Today I would like to recommend the newest novel by National Book Award-winning author Louise Erdrich, The Night Watchman.
Set in 1953, The Night Watchman, taps into Erdrich’s heritage as she weaves a fictional world based off of the story of her grandfather, Thomas, a Chippewa Council Member who worked as a night watchman in a jewel bearing plant at Turtle Mountain Reservation in rural North Dakota. Erdrich goes back and forth between Thomas’ story and that of a young Chippewa woman by the name of Patrice “Pixie” Paranteau.

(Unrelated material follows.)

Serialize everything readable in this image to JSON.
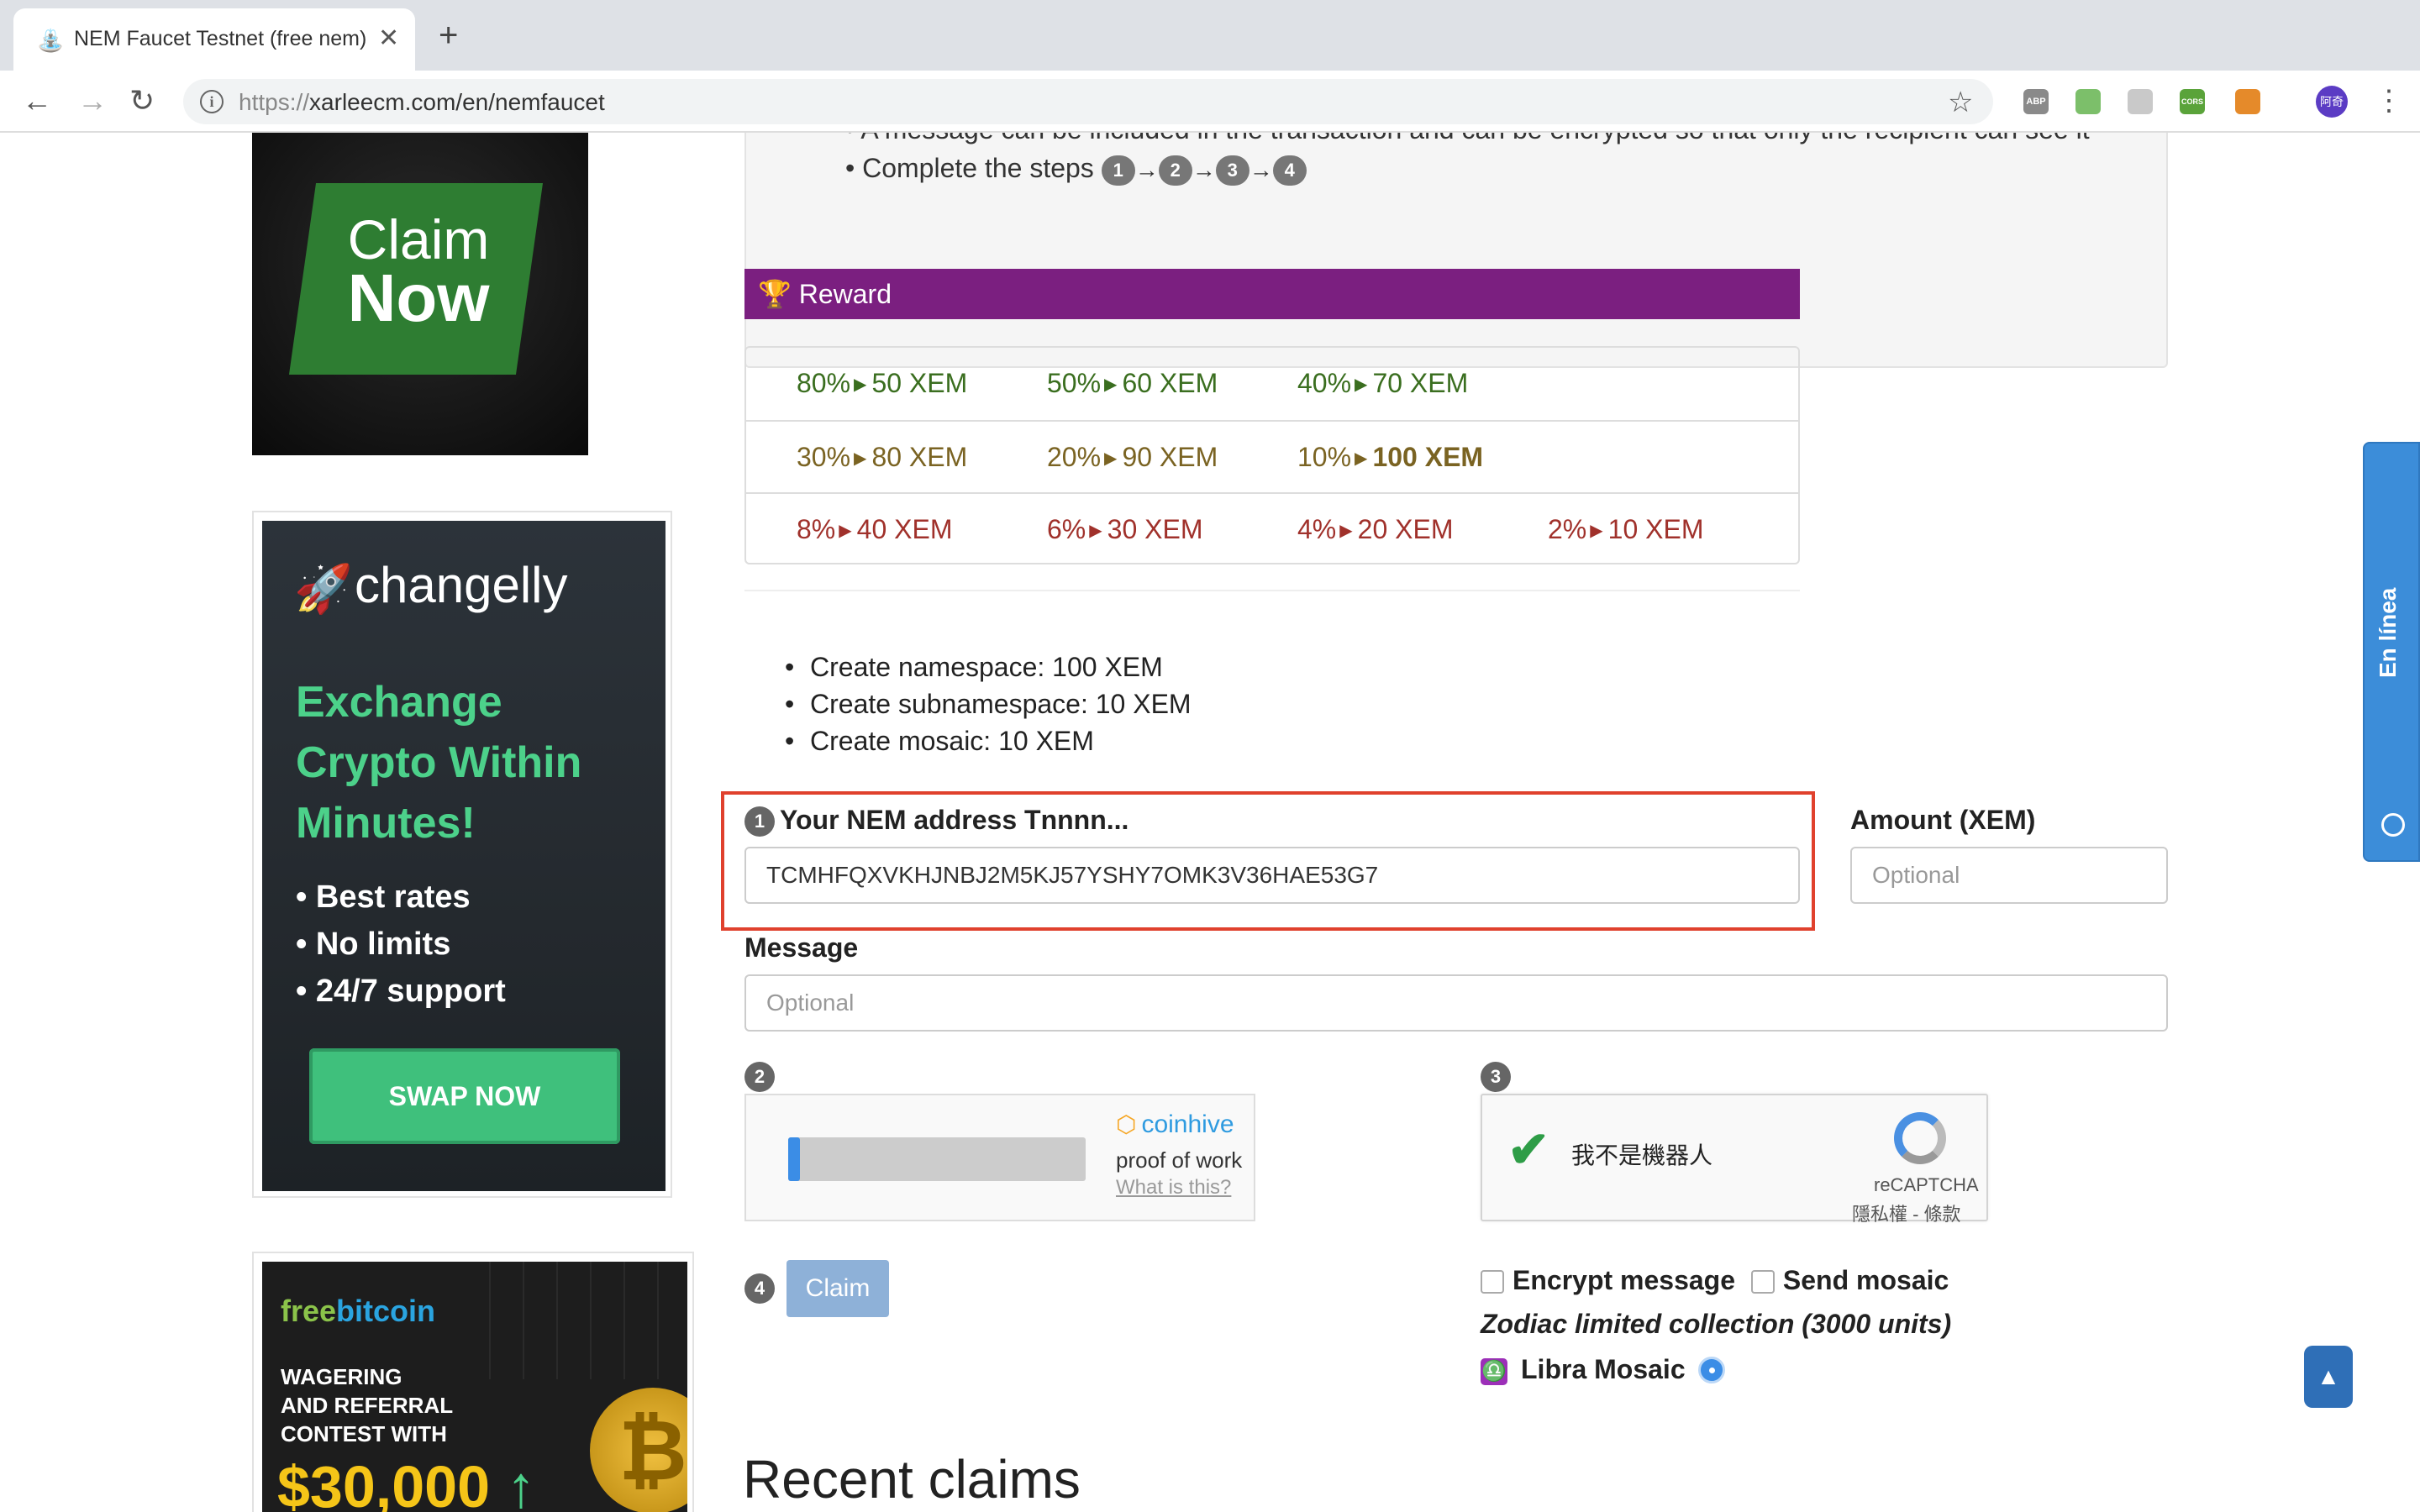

Patrice’s story is one of independence and the hope to live outside her impoverished reservation. She was her school’s valedictorian, and someone who wants to earn money at the jewel plant in order reconnect with her older sister Vera who earlier moved to the big city of Minneapolis. But after a month of no word from Vera and rumors of Vera having had a child, Patrice must leave her reservation to search for her beloved sister. In Minneapolis, Patrice is swallowed up by the seedier side of the city and does things she never would at home.
Thomas’ story was the one that I found most fascinating as it delves into the 1953 “emancipation” bill being presented to the United States Congress and the Chippewa Council’s attempts to understand the consequences of it. Each night as he is at the plant, Thomas takes out the bill and pours over the wording. He knows that “emancipation” is not the correct word. They are not being set free from anything. The bill is a “termination” bill that threatens the rights of Native Americans to their land and their identity.
Populated with memorable characters this story is not just about the history of the fight against emancipating Native Americans, it shines a light on “otherness,” and living life on the margins.